When crowdsourcing systems are used in combination with machine inference systems in the real world, they benefit the most when the machine system is deeply integrated with the crowd workers. However, if researchers wish to integrate the crowd with off-the-shelf machine classifiers, this deep integration is not always possible. This work explores two strategies to increase accuracy and decrease cost under this setting. First, we show that reordering tasks presented to the human can create a significant accuracy improvement. Further, we show that greedily choosing parameters to maximize machine accuracy is sub-optimal, and joint optimization of the combined system improves performance.

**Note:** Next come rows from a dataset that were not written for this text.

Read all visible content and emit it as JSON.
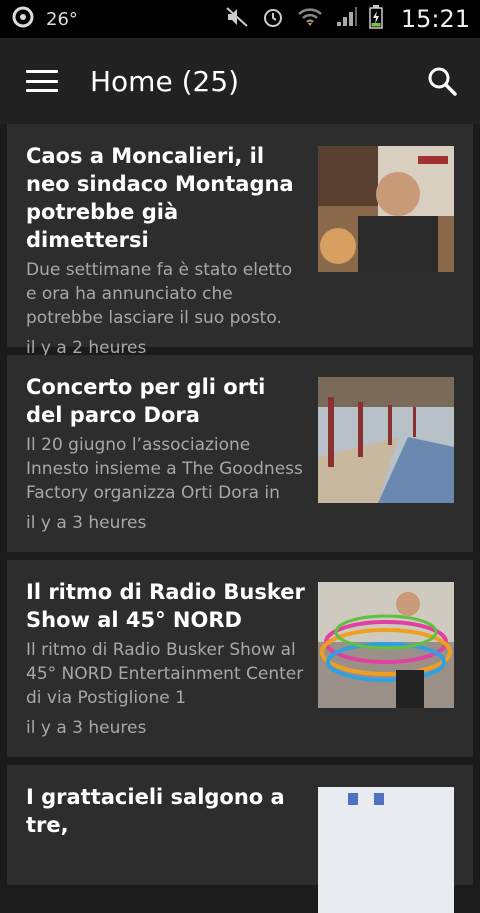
{
  "status": {
    "temperature": "26°",
    "time": "15:21"
  },
  "appbar": {
    "title": "Home (25)"
  },
  "articles": [
    {
      "title": "Caos a Moncalieri, il neo sindaco Montagna potrebbe già dimettersi",
      "description": "Due settimane fa è stato eletto e ora ha annunciato che potrebbe lasciare il suo posto.",
      "time": "il y a 2 heures"
    },
    {
      "title": "Concerto per gli orti del parco Dora",
      "description": "Il 20 giugno l’associazione Innesto insieme a The Goodness Factory organizza Orti Dora in",
      "time": "il y a 3 heures"
    },
    {
      "title": "Il ritmo di Radio Busker Show al 45° NORD",
      "description": "Il ritmo di Radio Busker Show al 45° NORD Entertainment Center di via Postiglione 1",
      "time": "il y a 3 heures"
    },
    {
      "title": "I grattacieli salgono a tre,",
      "description": "",
      "time": ""
    }
  ]
}
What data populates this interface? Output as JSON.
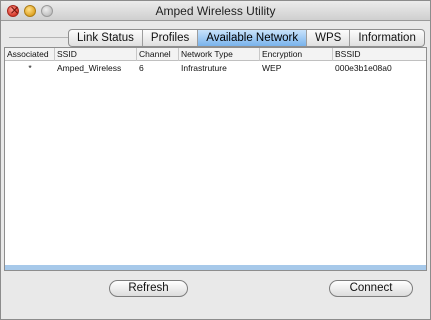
{
  "window": {
    "title": "Amped Wireless Utility"
  },
  "tabs": [
    {
      "label": "Link Status"
    },
    {
      "label": "Profiles"
    },
    {
      "label": "Available Network"
    },
    {
      "label": "WPS"
    },
    {
      "label": "Information"
    }
  ],
  "active_tab": "Available Network",
  "columns": [
    "Associated",
    "SSID",
    "Channel",
    "Network Type",
    "Encryption",
    "BSSID"
  ],
  "rows": [
    [
      "*",
      "Amped_Wireless",
      "6",
      "Infrastruture",
      "WEP",
      "000e3b1e08a0"
    ]
  ],
  "buttons": {
    "refresh_label": "Refresh",
    "connect_label": "Connect"
  },
  "colors": {
    "active_tab": "#79b2ec",
    "selection_strip": "#a7c9ea"
  }
}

Over the past decade, Citizen Science has become a proven method of distributed data analysis, enabling research teams from diverse domains to solve problems involving large quantities of data with complexity levels which require human pattern recognition capabilities. With over 120 projects built reaching nearly 1.7 million volunteers, the Zooniverse.org platform has led the way in the application of Citizen Science as a method for closing the Big Data analysis gap. Since the launch in 2007 of the Galaxy Zoo project, the Zooniverse platform has enabled significant contributions across many disciplines; e.g., in ecology, humanities, and astronomy. Citizen science as an approach to Big Data combines the twin advantages of the ability to scale analysis to the size of modern datasets with the ability of humans to make serendipitous discoveries. To cope with the larger datasets looming on the horizon such as astronomys Large Synoptic Survey Telescope (LSST) or the 100s of TB from ecology projects annually, Zooniverse has been researching a system design that is optimized for efficiency in task assignment and incorporating human and machine classifiers into the classification engine. By making efficient use of smart task assignment and the combination of human and machine classifiers, we can achieve greater accuracy and flexibility than has been possible to date. We note that creating the most efficient system must consider how best to engage and retain volunteers as well as make the most efficient use of their classifications. Our work thus focuses on understanding the factors that optimize efficiency of the combined human-machine system. This paper summarizes some of our research to date on integration of machine learning with Zooniverse, while also describing new infrastructure developed on the Zooniverse platform to carry out this research.